Y nada más comenzar la canción, yo me ponía a imaginar la escena: Antonio ya libre de la pesadilla del destino africano, escuchaba a Angelillo, mientras contemplaba la melena lacia y los ojos inocentes de la pequeña María.

“Campanario que repica dentro de mi corazón, arco iris de los cielos, figurita de marfil, por la trenzas de su pelo se pasea el mes de Abril, banderola que publica con orgullo en mi balcón: tengo una hermanilla chica, que mi pena glorifica, santa de mi devoción”.

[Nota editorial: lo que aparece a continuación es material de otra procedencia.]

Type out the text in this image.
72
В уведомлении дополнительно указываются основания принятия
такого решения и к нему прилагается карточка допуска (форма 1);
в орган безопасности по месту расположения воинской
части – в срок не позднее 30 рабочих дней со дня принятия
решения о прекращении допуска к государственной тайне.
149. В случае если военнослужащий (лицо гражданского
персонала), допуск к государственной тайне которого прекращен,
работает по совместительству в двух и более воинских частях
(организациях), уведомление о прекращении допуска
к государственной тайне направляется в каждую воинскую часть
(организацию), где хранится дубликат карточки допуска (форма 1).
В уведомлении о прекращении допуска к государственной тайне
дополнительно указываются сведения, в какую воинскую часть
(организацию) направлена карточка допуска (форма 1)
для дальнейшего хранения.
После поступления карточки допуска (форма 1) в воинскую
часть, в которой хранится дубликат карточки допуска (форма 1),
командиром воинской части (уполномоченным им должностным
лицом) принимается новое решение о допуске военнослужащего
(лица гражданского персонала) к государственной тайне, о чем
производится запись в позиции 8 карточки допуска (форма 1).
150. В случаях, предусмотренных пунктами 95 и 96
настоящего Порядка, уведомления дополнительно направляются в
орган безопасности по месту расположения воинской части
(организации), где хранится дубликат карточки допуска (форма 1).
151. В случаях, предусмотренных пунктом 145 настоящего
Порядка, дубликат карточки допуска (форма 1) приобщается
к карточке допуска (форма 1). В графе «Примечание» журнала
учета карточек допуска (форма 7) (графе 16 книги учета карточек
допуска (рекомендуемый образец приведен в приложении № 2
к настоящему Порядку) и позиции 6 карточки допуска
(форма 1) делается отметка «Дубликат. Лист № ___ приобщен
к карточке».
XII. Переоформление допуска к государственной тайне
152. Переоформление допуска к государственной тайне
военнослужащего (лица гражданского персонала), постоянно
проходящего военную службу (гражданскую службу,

“Y a continuación tenemos el gusto de ofrecer a nuestros queridos radioyentes  ́Luna de miel ́, para la novia más guapa, Isabel, por haber terminado las amonestaciones, de su novio que mucho la quiere, Rafael. Con todos ustedes la voz de Gloria Lasso”.

La Dionisia y Cirilo no tuvieron tiempo de recibir las amonestaciones.

Y por supuesto jamás fueron de luna de miel. Ella era forastera y se conocieron en la verbena de las fiestas de San Bartolomé. A los dos meses se casaron por el Sindicato de las Prisas, una semana después de que los padres de ella, la pusieran en la calle al enterarse de aquella deshonra. Ella llegó directamente a la Iglesia en el taxi del “Conejito” con un sencillo vestido blanco de falda corta. Aunque a la chica no se le había quebrado aún el talle, el gentío del pueblo sabedor de las circunstancias de aquel precipitado enlace, se arremolinó en las puertas del templo para dar rienda suelta a la crueldad malsana en la que algunas personas suelen regodearse ante las tragedias del alma de algún convecino. Ella se quedó a vivir en casa de sus suegros. Él, una semana después, se embarcó en un largo viaje. Le esperaba una acería en los suburbios de Dusseldorf.

“Nunca sabré por qué siento tu pulso en mis venas, nunca sabré en que viento llegó este querer”.

“Y ahora con todos ustedes Juanito Valderrama, para felicitar a Olegario que aunque está lejos de sus padres, en tierra extraña, estos no lo olvidan. Para él, y de parte de Maruja y Ramón,  ́El emigrante ́”.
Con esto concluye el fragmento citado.